Feedback about: Battery Interrupter for Switch Adapting

#9563

A few thoughts about my screw-terminal design pictured earlier: it’s simple, but I think the reality is that most wires are going to be fairly direct inside a toy, and it is unlikely you’d have the slack to just snip a power wire, strip the ends, and route both to a convenient location for the jack, so you’d end up with two wires spliced in. So I’m changing direction (though if the screw terminal design appeals to you, I have the PCBs, and the parts are just DigiKey).

With the same goal of making this a solderless adaptor, let’s just solder some 18 AWG wire (6-12″ long) to a 3.5mm jack and provide 2 Wago 2-position lever nuts. Heat shrink for strain relief at the jack. Color code the wires red and black just for fun. Supply an optional inexpensive wire stripper (18-28 awg?). (I’d lean a little towards the ultra-flexible silicone rubber insulated wire.)

Another issue is the thickness of plastic enclosures. It’s not unusual for the wall thickness of toys to be over the 0.07″ or so the typical 3.5mm rear-mount panel jack can accommodate. So think about using a front-mount jack (example: https://www.mouser.com/ProductDetail/Switchcraft/35FM3AU?qs=u16ybLDytRbvaaTyauyb0g%3D%3D, though this one is very expensive).
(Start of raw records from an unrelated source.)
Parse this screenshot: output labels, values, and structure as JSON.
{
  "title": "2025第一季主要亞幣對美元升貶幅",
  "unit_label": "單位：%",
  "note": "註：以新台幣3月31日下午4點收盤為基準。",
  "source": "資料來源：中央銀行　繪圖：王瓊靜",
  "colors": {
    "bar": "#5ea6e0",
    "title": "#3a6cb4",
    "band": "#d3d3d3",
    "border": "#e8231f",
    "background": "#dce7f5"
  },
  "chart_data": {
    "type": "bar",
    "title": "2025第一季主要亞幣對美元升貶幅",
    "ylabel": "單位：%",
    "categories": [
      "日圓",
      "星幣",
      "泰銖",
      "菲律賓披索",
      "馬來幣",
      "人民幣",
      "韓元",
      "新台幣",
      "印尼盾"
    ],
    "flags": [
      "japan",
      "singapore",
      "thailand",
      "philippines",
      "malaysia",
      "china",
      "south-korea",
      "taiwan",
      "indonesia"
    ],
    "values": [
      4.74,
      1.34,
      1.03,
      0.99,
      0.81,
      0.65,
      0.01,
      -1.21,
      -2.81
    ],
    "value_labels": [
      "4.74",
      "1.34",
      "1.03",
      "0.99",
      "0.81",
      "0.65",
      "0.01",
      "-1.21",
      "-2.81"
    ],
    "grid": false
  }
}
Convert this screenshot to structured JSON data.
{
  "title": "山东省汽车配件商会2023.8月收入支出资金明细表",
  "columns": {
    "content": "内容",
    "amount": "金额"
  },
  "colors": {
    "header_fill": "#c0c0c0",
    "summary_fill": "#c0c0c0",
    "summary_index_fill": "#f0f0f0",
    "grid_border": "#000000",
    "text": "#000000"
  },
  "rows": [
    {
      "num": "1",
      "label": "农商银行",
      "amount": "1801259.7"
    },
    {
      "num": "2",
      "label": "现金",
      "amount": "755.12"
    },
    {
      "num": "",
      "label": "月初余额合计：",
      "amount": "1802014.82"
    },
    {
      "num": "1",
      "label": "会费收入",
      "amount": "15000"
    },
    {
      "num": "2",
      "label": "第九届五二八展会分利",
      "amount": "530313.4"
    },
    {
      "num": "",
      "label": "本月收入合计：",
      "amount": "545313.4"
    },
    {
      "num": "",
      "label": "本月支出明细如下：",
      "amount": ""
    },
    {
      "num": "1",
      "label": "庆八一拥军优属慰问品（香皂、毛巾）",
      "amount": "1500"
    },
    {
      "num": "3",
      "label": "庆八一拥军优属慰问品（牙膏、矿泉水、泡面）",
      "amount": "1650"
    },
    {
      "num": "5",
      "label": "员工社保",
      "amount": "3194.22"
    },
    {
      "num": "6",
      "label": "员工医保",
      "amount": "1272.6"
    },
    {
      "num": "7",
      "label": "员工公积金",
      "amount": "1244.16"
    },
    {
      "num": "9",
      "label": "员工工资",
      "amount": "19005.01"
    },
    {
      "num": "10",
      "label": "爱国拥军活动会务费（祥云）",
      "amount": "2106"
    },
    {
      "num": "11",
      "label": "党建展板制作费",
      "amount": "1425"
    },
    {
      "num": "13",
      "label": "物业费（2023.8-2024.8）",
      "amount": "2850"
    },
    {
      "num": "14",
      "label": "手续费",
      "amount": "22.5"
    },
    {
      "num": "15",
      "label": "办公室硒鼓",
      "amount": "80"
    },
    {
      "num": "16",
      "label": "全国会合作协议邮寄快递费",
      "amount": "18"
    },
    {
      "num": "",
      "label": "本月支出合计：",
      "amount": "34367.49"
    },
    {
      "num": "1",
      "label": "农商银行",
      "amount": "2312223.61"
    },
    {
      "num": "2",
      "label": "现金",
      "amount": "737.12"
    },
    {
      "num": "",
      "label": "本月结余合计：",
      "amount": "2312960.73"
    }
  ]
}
There’s no problem with the wires passing through the hole from the outside–just don’t put the Wago’s on until after you insert the wires through the hole. Or, there are some rear-mount that go to 3mm thick (0.118″) like: https://www.maykrshop.com/product/3-5mm-stereo-audio-jack-panel-mount/ I haven’t done more than a quick search, so better ones are probably out there.

The only downside that comes to mind is that Wago’s have a little mass, so they’d bounce around if not secured with a twist-tie or hot glue. A soldered joint with heat shrink isn’t going to do that. I think the tradeoff of not required soldering skills may be worth for some cases.